Tiada habisnya membicarakan sosok Kyai Achmad Masduqi Machfudz, Ro’is Syuriah PBNU yang wafat pada tahun 2014 lalu. Kyai Masduqi tidak hanya menjadi ulama’ besar yang dihormati banyak orang. Sebagai kepala keluarga, beliau berhasil mendidik putra-putrinya menjadi anak yang sukses di bidang masing-masing.

Kyai Masduqi memiliki sembilan orang anak, buah pernikahannya bersama Nyai Chasinah. Mulai dari anak sulung hingga anak paling bungsu, semuanya sukses.

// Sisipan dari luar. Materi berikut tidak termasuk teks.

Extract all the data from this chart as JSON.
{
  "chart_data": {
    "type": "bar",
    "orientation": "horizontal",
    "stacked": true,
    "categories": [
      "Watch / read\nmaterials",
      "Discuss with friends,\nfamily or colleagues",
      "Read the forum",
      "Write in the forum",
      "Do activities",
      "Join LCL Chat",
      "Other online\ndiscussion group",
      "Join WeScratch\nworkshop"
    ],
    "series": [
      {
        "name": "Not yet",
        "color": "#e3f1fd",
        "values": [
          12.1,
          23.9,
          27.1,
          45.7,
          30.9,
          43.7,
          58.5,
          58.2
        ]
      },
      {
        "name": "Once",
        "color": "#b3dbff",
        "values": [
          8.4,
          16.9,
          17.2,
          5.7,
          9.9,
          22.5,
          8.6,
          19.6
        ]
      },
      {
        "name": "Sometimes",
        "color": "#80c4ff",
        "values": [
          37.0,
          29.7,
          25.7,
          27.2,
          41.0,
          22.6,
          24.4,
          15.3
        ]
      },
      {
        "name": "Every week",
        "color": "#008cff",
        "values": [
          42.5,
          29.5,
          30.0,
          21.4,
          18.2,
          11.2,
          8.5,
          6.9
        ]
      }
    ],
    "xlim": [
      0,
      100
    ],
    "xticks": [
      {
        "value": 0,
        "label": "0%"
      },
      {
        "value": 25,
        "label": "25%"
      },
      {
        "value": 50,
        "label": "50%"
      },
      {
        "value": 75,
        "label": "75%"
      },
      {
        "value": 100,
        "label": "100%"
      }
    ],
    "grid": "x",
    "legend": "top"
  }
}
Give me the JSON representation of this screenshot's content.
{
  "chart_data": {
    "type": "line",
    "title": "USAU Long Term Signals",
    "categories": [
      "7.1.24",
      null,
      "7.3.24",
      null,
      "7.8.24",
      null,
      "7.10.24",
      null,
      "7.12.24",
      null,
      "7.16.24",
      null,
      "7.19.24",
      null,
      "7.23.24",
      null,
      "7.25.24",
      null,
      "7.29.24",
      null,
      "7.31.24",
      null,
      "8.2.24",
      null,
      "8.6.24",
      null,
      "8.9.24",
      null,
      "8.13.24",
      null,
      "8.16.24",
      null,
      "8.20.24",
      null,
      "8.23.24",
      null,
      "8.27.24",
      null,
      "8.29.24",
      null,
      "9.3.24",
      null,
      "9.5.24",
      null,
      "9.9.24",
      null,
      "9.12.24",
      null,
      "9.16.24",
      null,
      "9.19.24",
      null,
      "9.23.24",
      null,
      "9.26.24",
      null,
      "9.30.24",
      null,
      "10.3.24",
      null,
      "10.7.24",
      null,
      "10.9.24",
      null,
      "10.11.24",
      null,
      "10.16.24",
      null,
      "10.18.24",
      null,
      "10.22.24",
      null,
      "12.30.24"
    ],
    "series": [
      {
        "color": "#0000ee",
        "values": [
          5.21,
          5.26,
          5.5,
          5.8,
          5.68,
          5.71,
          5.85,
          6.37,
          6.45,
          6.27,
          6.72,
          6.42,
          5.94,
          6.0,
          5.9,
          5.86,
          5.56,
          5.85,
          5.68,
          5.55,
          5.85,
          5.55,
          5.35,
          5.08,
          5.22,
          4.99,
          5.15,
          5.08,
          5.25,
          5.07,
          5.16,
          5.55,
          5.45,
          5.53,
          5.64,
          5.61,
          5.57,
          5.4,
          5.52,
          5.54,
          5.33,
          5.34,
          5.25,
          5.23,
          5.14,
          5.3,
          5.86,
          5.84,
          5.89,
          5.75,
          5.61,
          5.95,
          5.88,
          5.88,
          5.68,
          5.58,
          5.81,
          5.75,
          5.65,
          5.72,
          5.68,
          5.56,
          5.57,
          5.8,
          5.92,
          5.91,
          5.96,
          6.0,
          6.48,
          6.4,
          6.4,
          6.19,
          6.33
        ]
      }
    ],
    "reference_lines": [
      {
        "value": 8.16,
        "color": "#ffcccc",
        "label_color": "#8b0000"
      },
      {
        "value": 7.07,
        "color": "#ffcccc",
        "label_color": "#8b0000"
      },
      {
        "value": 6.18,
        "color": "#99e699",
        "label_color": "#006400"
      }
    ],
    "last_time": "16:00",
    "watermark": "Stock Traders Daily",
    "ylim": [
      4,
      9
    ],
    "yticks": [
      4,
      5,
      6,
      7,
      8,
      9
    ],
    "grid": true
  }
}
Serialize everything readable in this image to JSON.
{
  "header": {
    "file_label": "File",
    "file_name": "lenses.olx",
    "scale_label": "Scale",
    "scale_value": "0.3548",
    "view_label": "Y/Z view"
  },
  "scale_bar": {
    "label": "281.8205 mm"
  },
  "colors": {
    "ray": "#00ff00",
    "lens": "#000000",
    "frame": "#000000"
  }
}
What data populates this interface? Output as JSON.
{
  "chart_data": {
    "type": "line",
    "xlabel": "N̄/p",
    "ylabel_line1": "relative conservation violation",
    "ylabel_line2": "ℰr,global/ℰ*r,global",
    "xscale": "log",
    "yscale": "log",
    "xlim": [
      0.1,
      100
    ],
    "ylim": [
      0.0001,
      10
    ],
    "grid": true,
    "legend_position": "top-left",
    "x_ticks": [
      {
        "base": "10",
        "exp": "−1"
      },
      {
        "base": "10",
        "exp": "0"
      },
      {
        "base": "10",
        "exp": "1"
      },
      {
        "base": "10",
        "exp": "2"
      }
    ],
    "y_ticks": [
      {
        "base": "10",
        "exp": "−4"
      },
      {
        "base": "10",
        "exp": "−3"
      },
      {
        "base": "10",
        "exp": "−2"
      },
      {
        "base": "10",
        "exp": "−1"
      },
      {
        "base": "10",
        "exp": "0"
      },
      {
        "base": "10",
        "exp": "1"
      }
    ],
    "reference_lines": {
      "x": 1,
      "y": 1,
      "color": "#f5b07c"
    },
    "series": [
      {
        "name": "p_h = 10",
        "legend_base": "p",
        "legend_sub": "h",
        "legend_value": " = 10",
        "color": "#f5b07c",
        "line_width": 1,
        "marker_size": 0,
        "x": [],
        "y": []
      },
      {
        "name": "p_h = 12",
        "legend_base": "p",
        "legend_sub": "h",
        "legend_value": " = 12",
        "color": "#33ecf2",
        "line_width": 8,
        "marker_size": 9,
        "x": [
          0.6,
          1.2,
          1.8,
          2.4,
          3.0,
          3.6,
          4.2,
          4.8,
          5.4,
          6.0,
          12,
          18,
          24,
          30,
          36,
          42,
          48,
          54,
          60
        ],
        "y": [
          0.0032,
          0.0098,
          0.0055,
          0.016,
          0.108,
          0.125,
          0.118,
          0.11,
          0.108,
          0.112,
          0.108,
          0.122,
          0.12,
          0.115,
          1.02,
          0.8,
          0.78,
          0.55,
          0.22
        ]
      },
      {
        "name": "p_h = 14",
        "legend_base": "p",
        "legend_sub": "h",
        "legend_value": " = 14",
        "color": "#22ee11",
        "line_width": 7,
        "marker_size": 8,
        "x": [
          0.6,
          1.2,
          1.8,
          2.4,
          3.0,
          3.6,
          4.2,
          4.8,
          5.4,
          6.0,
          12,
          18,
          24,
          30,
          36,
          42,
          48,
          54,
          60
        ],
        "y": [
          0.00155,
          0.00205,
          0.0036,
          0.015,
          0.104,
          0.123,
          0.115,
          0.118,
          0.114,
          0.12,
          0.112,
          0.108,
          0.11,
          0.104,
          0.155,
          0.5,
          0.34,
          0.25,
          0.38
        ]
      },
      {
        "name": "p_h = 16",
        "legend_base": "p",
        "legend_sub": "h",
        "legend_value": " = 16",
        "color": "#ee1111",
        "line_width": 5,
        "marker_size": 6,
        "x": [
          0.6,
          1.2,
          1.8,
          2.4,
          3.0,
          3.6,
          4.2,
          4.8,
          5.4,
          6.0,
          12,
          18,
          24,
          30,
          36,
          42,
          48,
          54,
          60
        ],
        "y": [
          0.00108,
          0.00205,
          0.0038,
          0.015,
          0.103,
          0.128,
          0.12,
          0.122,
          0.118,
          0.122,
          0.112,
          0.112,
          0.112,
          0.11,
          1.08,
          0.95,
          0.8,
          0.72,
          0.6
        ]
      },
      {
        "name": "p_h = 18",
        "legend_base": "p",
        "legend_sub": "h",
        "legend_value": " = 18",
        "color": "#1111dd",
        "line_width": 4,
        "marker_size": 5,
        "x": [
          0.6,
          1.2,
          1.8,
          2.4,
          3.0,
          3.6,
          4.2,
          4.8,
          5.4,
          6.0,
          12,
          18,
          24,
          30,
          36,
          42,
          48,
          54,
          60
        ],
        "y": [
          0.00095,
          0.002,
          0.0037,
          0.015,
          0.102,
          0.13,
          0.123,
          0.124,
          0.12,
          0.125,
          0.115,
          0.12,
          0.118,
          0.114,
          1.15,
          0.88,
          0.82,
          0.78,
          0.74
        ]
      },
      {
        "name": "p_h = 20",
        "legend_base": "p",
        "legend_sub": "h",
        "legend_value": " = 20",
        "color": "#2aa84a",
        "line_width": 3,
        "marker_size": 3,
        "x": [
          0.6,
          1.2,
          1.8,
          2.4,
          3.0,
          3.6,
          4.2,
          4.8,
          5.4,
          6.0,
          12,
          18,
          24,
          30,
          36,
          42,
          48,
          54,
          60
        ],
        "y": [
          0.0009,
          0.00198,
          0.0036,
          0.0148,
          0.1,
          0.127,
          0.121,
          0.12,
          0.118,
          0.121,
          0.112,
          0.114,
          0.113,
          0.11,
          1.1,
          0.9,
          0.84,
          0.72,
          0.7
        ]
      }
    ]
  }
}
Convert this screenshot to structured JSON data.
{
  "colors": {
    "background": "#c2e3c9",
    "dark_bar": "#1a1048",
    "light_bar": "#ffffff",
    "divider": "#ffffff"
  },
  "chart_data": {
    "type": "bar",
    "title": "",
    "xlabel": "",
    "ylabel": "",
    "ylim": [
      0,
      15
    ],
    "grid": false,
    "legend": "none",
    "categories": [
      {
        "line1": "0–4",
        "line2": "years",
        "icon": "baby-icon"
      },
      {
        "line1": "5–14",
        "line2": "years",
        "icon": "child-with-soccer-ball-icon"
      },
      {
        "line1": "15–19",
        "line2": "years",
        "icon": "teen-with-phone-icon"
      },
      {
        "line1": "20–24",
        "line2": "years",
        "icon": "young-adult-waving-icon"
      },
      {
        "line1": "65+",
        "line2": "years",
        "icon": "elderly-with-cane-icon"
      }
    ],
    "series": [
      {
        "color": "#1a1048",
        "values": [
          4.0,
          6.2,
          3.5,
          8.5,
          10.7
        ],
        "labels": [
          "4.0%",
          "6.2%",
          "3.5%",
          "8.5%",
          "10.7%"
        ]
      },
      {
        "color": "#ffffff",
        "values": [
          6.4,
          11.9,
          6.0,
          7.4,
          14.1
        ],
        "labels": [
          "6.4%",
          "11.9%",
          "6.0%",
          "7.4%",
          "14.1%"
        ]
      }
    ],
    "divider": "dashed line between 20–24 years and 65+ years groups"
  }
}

Baik dalam pendidikan, maupun karir pekerjaan masing-masing. Bahkan beberapa diantaranya mereka ada yang menjadi tokoh masyarakat yang disegani di Malang Raya.

Anak pertama, Mushoddaqul Umam meneruskan kiprah Kyai Masduqi sebagai pengajar. Saat ini Mushoddaqul menjadi kepala sekolah SMAN 1 Kota Malang. Dia juga mengajar sebagai dosen di Jurusan Bahasa Inggris Universitas Islam Malang (Unisma). Anak kedua, Muhammad Luthfillah pernah menjadi anggota DPRD Jawa Timur. Sementara anak ketiga, dr Moch Shobachun Niam Mkes FINACS SpB-KBD adalah dokter spesialis bedah di Rumah Sakit Saiful Anwar (RSSA) dan beberapa rumah sakit swasta di Kota Malang. Anak keempat, Taqiyyuddin Alawi menjadi staf pengajar di fakultas Teknik Universitas Islam Malang. Anak kelima, Roudhotul Hasanah menjadi guru di MTSN Sepanjang, Gondanglegi. Sedangkan anak keenam, Dr Muhammad Isyroqun Najach. M.Ag saat ini menjabat sebagai ketua Pengurus Cabang (PC) Nahdlatul Ulama (NU) Kota Malang dan aktif menjadi dosen di Universitas Islam Negeri (UIN) Maliki Malang.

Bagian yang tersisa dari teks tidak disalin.